Rumford proved the contrary, and everybody who has fairly tried the experiment knows that a properly ventilated and properly heated roasting oven produces an incomparably better result than the old desiccating process.
Rumford’s roaster was a very remarkable contrivance, that seems to have been forgotten. It probably demands more intelligence in using it than is obtainable in a present-day kitchen. When the School Boards have supplied a better generation of domestic servants we may be able to restore its use.
It is a cylindrical oven with a double door to prevent loss of heat. In this the meat rests on a grating over a specially constructed gravy and water dish. Under the oven are two “blow-pipes,” i.e., stout tubes standing just above the fire so as to be made red hot, and opening into the oven at the back, and above the fireplace in front, where there is a plug to be closed or open as required. Over the front part of the top of the oven is another pipe for carrying away the vapor. It is thus used: The meat is first cooked in an atmosphere of steam formed by the boiling of water placed in the bottom of the double dish, over which the meat rests. When by this means the meat has been raised throughout its whole thickness to the temperature at which its albumen coagulates, the plugs are removed from the blow-pipes, and then the special action of roasting commences by the action of a current of superheated air which enters below and at the back of the oven, travels along and finds exit above and in front of the steam-pipe before named.
The result is a practical attainment of theoretical perfection. Instead of the joint being dried and corticated outside, made tough, leathery, and flavorless to about an inch of depth, then fairly cooked an inch further, and finally left raw, disgusting, and bloody in the middle, as it is in the orthodox roasting by British cooks, the whole is uniformly cooked throughout without the soddening action of mere boiling or steaming, as the excess of moisture is removed by the final current of hot dry air thrown in by the blow-pipes, which at the same time give the whole surface an uniform browning that can be regulated at will without burning any portion or wasting the external fat.
Rumford’s second rule, that air be admitted only from below, and be limited to the requirements, is so simple that no comment upon it is needed. Although we have done so little in the improvement of domestic fireplaces, great progress has been made in engine furnaces, blast furnaces, and all other fireplaces for engineering and manufacturing purposes.
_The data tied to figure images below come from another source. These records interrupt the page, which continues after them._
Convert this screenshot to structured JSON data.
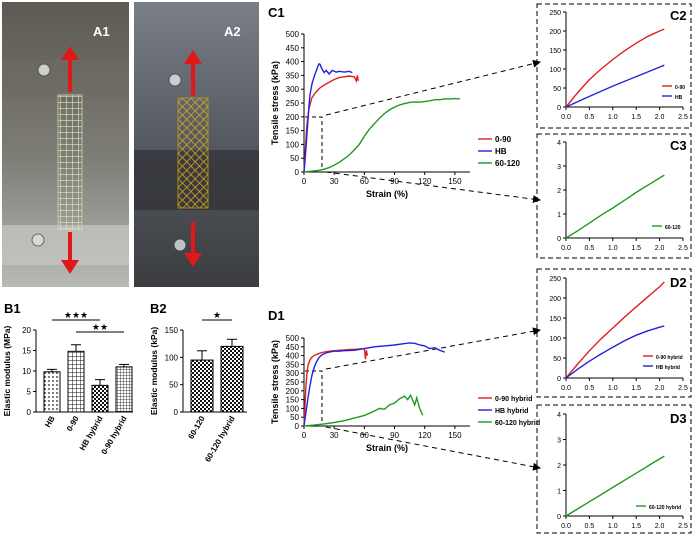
{
  "panel_labels": {
    "a1": "A1",
    "a2": "A2",
    "b1": "B1",
    "b2": "B2",
    "c1": "C1",
    "c2": "C2",
    "c3": "C3",
    "d1": "D1",
    "d2": "D2",
    "d3": "D3"
  },
  "colors": {
    "red": "#e02020",
    "blue": "#2222dd",
    "green": "#1f9a1f",
    "black": "#000000",
    "arrow": "#e01818"
  },
  "photos": {
    "a1": {
      "bg_top": "#5c5a52",
      "bg_bottom": "#b8bab6",
      "mesh": "#d9e3b8",
      "arrows": "up/down"
    },
    "a2": {
      "bg_top": "#7a7f86",
      "bg_bottom": "#3b3d40",
      "mesh": "#d4a520",
      "arrows": "up/down"
    }
  },
  "chart_data": [
    {
      "id": "B1",
      "type": "bar",
      "ylabel": "Elastic modulus (MPa)",
      "ylim": [
        0,
        20
      ],
      "yticks": [
        "0",
        "5",
        "10",
        "15",
        "20"
      ],
      "categories": [
        "HB",
        "0-90",
        "HB hybrid",
        "0-90 hybrid"
      ],
      "values": [
        9.8,
        14.8,
        6.5,
        11.0
      ],
      "errors": [
        0.6,
        1.6,
        1.4,
        0.6
      ],
      "significance": [
        {
          "from": 0,
          "to": 2,
          "label": "★★★"
        },
        {
          "from": 1,
          "to": 3,
          "label": "★★"
        }
      ]
    },
    {
      "id": "B2",
      "type": "bar",
      "ylabel": "Elastic modulus (kPa)",
      "ylim": [
        0,
        150
      ],
      "yticks": [
        "0",
        "50",
        "100",
        "150"
      ],
      "categories": [
        "60-120",
        "60-120 hybrid"
      ],
      "values": [
        95,
        120
      ],
      "errors": [
        17,
        13
      ],
      "significance": [
        {
          "from": 0,
          "to": 1,
          "label": "★"
        }
      ]
    },
    {
      "id": "C1",
      "type": "line",
      "xlabel": "Strain (%)",
      "ylabel": "Tensile stress (kPa)",
      "xlim": [
        0,
        165
      ],
      "ylim": [
        0,
        500
      ],
      "xticks": [
        "0",
        "30",
        "60",
        "90",
        "120",
        "150"
      ],
      "yticks": [
        "0",
        "50",
        "100",
        "150",
        "200",
        "250",
        "300",
        "350",
        "400",
        "450",
        "500"
      ],
      "legend": [
        "0-90",
        "HB",
        "60-120"
      ],
      "series": [
        {
          "name": "0-90",
          "color": "red",
          "x": [
            0,
            1,
            2,
            3,
            5,
            8,
            12,
            16,
            20,
            25,
            30,
            35,
            40,
            45,
            50,
            52,
            53,
            54
          ],
          "y": [
            0,
            60,
            120,
            175,
            230,
            270,
            290,
            305,
            315,
            325,
            335,
            342,
            345,
            348,
            345,
            330,
            350,
            330
          ]
        },
        {
          "name": "HB",
          "color": "blue",
          "x": [
            0,
            1,
            2,
            3,
            4,
            5,
            6,
            8,
            10,
            12,
            14,
            15,
            16,
            17,
            18,
            20,
            22,
            25,
            28,
            32,
            35,
            40,
            45,
            48
          ],
          "y": [
            0,
            40,
            90,
            140,
            190,
            240,
            280,
            320,
            345,
            365,
            385,
            392,
            390,
            380,
            372,
            360,
            368,
            355,
            368,
            362,
            365,
            362,
            365,
            360
          ]
        },
        {
          "name": "60-120",
          "color": "green",
          "x": [
            0,
            5,
            10,
            15,
            20,
            25,
            30,
            35,
            40,
            45,
            50,
            55,
            60,
            65,
            70,
            75,
            80,
            85,
            90,
            95,
            100,
            105,
            110,
            115,
            120,
            125,
            130,
            135,
            140,
            145,
            150,
            155
          ],
          "y": [
            0,
            2,
            4,
            6,
            10,
            16,
            25,
            35,
            48,
            62,
            80,
            100,
            130,
            155,
            175,
            195,
            212,
            225,
            235,
            243,
            248,
            252,
            254,
            253,
            255,
            258,
            262,
            262,
            265,
            265,
            266,
            265
          ]
        }
      ]
    },
    {
      "id": "C2",
      "type": "line",
      "xlim": [
        0,
        2.5
      ],
      "ylim": [
        0,
        250
      ],
      "xticks": [
        "0.0",
        "0.5",
        "1.0",
        "1.5",
        "2.0",
        "2.5"
      ],
      "yticks": [
        "0",
        "50",
        "100",
        "150",
        "200",
        "250"
      ],
      "legend": [
        "0-90",
        "HB"
      ],
      "series": [
        {
          "name": "0-90",
          "color": "red",
          "x": [
            0,
            0.25,
            0.5,
            0.75,
            1.0,
            1.25,
            1.5,
            1.75,
            2.0,
            2.1
          ],
          "y": [
            0,
            38,
            72,
            100,
            125,
            148,
            168,
            186,
            200,
            205
          ]
        },
        {
          "name": "HB",
          "color": "blue",
          "x": [
            0,
            0.5,
            1.0,
            1.5,
            2.0,
            2.1
          ],
          "y": [
            0,
            28,
            55,
            80,
            105,
            110
          ]
        }
      ]
    },
    {
      "id": "C3",
      "type": "line",
      "xlim": [
        0,
        2.5
      ],
      "ylim": [
        0,
        4
      ],
      "xticks": [
        "0.0",
        "0.5",
        "1.0",
        "1.5",
        "2.0",
        "2.5"
      ],
      "yticks": [
        "0",
        "1",
        "2",
        "3",
        "4"
      ],
      "legend": [
        "60-120"
      ],
      "series": [
        {
          "name": "60-120",
          "color": "green",
          "x": [
            0,
            0.25,
            0.5,
            0.75,
            1.0,
            1.25,
            1.5,
            1.75,
            2.0,
            2.1
          ],
          "y": [
            0,
            0.3,
            0.62,
            0.95,
            1.25,
            1.57,
            1.9,
            2.2,
            2.5,
            2.62
          ]
        }
      ]
    },
    {
      "id": "D1",
      "type": "line",
      "xlabel": "Strain (%)",
      "ylabel": "Tensile stress (kPa)",
      "xlim": [
        0,
        165
      ],
      "ylim": [
        0,
        500
      ],
      "xticks": [
        "0",
        "30",
        "60",
        "90",
        "120",
        "150"
      ],
      "yticks": [
        "0",
        "50",
        "100",
        "150",
        "200",
        "250",
        "300",
        "350",
        "400",
        "450",
        "500"
      ],
      "legend": [
        "0-90 hybrid",
        "HB hybrid",
        "60-120 hybrid"
      ],
      "series": [
        {
          "name": "0-90 hybrid",
          "color": "red",
          "x": [
            0,
            1,
            2,
            3,
            4,
            6,
            8,
            10,
            13,
            16,
            20,
            25,
            30,
            35,
            40,
            45,
            50,
            55,
            60,
            61,
            62,
            63
          ],
          "y": [
            0,
            120,
            230,
            300,
            345,
            375,
            392,
            400,
            408,
            415,
            420,
            425,
            428,
            430,
            432,
            435,
            435,
            438,
            440,
            380,
            430,
            400
          ]
        },
        {
          "name": "HB hybrid",
          "color": "blue",
          "x": [
            0,
            2,
            4,
            6,
            8,
            10,
            12,
            15,
            18,
            22,
            25,
            30,
            35,
            40,
            50,
            60,
            70,
            80,
            90,
            100,
            105,
            110,
            115,
            120,
            125,
            130,
            135,
            140
          ],
          "y": [
            0,
            80,
            160,
            230,
            290,
            330,
            360,
            390,
            405,
            415,
            420,
            425,
            425,
            428,
            430,
            440,
            450,
            455,
            460,
            468,
            472,
            470,
            460,
            455,
            440,
            445,
            430,
            420
          ]
        },
        {
          "name": "60-120 hybrid",
          "color": "green",
          "x": [
            0,
            10,
            20,
            30,
            40,
            50,
            55,
            60,
            65,
            70,
            75,
            80,
            85,
            90,
            95,
            100,
            103,
            106,
            110,
            112,
            115,
            118
          ],
          "y": [
            0,
            5,
            12,
            20,
            30,
            45,
            52,
            60,
            72,
            85,
            100,
            95,
            120,
            130,
            155,
            170,
            150,
            175,
            120,
            160,
            100,
            60
          ]
        }
      ]
    },
    {
      "id": "D2",
      "type": "line",
      "xlim": [
        0,
        2.5
      ],
      "ylim": [
        0,
        250
      ],
      "xticks": [
        "0.0",
        "0.5",
        "1.0",
        "1.5",
        "2.0",
        "2.5"
      ],
      "yticks": [
        "0",
        "50",
        "100",
        "150",
        "200",
        "250"
      ],
      "legend": [
        "0-90 hybrid",
        "HB hybrid"
      ],
      "series": [
        {
          "name": "0-90 hybrid",
          "color": "red",
          "x": [
            0,
            0.25,
            0.5,
            0.75,
            1.0,
            1.25,
            1.5,
            1.75,
            2.0,
            2.1
          ],
          "y": [
            0,
            35,
            68,
            98,
            125,
            152,
            178,
            203,
            228,
            240
          ]
        },
        {
          "name": "HB hybrid",
          "color": "blue",
          "x": [
            0,
            0.25,
            0.5,
            0.75,
            1.0,
            1.25,
            1.5,
            1.75,
            2.0,
            2.1
          ],
          "y": [
            0,
            22,
            42,
            60,
            77,
            93,
            107,
            118,
            127,
            130
          ]
        }
      ]
    },
    {
      "id": "D3",
      "type": "line",
      "xlim": [
        0,
        2.5
      ],
      "ylim": [
        0,
        4
      ],
      "xticks": [
        "0.0",
        "0.5",
        "1.0",
        "1.5",
        "2.0",
        "2.5"
      ],
      "yticks": [
        "0",
        "1",
        "2",
        "3",
        "4"
      ],
      "legend": [
        "60-120 hybrid"
      ],
      "series": [
        {
          "name": "60-120 hybrid",
          "color": "green",
          "x": [
            0,
            0.25,
            0.5,
            0.75,
            1.0,
            1.25,
            1.5,
            1.75,
            2.0,
            2.1
          ],
          "y": [
            0,
            0.28,
            0.56,
            0.84,
            1.12,
            1.4,
            1.68,
            1.96,
            2.24,
            2.35
          ]
        }
      ]
    }
  ]
}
Every furnace engineer now fully appreciates Rumford’s assertion that excess of cold air is a thief.
The third rule is one which, as I have already stated, stands seriously in the way of any commercial “pushing” of Rumford’s kitchen ranges. Those which he figures and describes are all of them masonic structures, not ironmongery; the builder must erect them, they cannot be bought ready-made; but, now that public attention is roused, I believe that any builder who will study Rumford’s plans and drawings, which are very practically made, may do good service to himself and his customers by fitting up a few houses with true Rumford kitcheners, and offering to reconstruct existing kitchen ranges, especially in large houses.
The fourth rule is one that is sorely violated in the majority of kitcheners, and without any good reason. The heat from the fire of any kitchener, whether it be of brick or iron, should first do the work demanding the highest temperature, viz., roasting and baking, then proceed to the boiler or boilers, and after this be used for supplying the bed-rooms and bath-room, and the housemaid, etc., with hot water for general use, as Rumford did in his house at Brompton Row, where his chimney terminated in metal pipes that passed through a water-tank at the top of the house.
Linen-closets may also be warmed by this residual heat.
The fifth rule is also violated to an extent that renders the words uttered by Rumford nearly a century ago as applicable now as then. He said, “Nothing is so ill-judged as most of those attempts that are frequently made by ignorant projectors to force the same fire to perform different services at the same time.”
Note the last words, “same time.” In the uses above mentioned the heat does different work successively, which is quite different from the common practice of having flues to turn the flame of one fire in opposite directions, to split its heat and make one fireplace appear to do the work of two.